A form of Cafeteria plans, also known as “flexible benefits plans”, under IRC §125, offers a proven way for employers to reduce taxes, manage and minimize dramatic increases in the cost of employee benefits while simultaneously improving their ability to meet the diverse benefit needs of their employees. §125 Cafeteria plans provide improved flexibility in benefit offerings at a modest cost. Employers seeking to contain the cost of benefits can adopt §125 Cafeteria plans to minimize the impact of cost increases to their employees and themselves.

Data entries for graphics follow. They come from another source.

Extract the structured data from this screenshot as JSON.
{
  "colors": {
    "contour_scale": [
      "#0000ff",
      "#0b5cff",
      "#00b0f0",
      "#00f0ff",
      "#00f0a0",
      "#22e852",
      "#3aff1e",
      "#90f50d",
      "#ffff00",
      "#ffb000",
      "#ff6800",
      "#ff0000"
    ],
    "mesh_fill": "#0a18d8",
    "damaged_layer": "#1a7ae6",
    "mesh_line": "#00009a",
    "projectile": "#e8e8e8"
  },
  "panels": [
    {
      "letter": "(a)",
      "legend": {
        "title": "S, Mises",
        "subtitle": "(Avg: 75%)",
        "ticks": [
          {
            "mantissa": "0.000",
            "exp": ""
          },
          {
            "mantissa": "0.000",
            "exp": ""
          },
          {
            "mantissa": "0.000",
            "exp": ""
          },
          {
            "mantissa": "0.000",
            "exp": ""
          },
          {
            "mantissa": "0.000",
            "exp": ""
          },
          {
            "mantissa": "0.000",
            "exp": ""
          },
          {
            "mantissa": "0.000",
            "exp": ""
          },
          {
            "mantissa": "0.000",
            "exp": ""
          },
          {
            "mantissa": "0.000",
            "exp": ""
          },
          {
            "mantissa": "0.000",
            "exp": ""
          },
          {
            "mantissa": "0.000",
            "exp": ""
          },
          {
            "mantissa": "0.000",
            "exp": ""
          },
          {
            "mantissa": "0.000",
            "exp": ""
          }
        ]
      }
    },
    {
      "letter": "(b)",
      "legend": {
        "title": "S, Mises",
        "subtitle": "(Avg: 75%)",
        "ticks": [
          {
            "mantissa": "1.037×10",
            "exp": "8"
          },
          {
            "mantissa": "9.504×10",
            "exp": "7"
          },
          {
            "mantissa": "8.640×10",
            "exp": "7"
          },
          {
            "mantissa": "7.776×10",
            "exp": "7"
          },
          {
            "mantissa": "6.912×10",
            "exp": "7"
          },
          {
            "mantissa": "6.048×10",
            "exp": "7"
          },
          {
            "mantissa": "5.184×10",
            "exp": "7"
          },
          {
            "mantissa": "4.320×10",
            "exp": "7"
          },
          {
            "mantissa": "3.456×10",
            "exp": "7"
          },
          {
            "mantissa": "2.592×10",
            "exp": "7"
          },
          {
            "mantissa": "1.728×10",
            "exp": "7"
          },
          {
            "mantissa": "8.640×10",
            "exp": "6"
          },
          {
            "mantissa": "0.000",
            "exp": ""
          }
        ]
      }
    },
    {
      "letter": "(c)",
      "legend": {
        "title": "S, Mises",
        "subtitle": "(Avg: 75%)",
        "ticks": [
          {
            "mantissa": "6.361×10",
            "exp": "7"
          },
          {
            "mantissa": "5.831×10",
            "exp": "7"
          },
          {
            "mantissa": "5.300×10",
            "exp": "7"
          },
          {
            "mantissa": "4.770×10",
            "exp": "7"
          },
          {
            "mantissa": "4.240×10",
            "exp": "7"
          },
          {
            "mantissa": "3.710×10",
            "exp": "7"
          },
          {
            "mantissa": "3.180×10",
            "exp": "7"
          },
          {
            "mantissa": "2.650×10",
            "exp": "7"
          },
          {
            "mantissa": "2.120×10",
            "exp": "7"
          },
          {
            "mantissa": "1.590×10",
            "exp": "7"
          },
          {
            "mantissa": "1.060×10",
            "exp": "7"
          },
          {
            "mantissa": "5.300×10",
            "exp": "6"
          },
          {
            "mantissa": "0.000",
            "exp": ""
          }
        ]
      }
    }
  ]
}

Employers can meet all of these needs and realize significant gains with a §125 Cafeteria plan by using any of the following types of accounts:

  1. Premium Conversion Accounts that allow employees to pay group insurance premiums with pre-tax dollars (i.e. Health, dental, and vision insurance premiums).
  2. Health Care Flexible Spending Accounts that allow §213(d) healthcare expenses to be paid with pre-tax dollars (co-pays, deductibles, prescription drugs, etc.).
  3. Dependent Care Flexible Spending Accounts that allow the payment of child or dependent day care expenses with pre-tax dollars.

Employer Advantages:

  • Utilization of current tax laws can result in substantial benefit cost savings
  • Creates a system that efficiently allows employees to pay for certain benefits with pre-tax dollars
  • Allows greater flexibility in the choice of benefit offerings to all employees
  • Educates employees about provided benefits and provides an incentive to utilize them efficiently
  • Gives employees “ownership” of their coverage and provides for greater employee appreciation

Employee Advantages:

  • Reduces taxable income without reducing benefit coverage
  • Increases spendable income without reducing benefit coverage
  • Allows for pre-tax deductions for group insurance premiums (health, dental, vision), dependant care expenses, and even reimbursable healthcare expenses
  • Often creates greater choice & flexibility in available employer-provided benefits

Set-up and administrative costs of a §125 Cafeteria plan are modest and are generally more than offset by the tax savings realized. Therefore, such plans are economically feasible for even the smallest employers.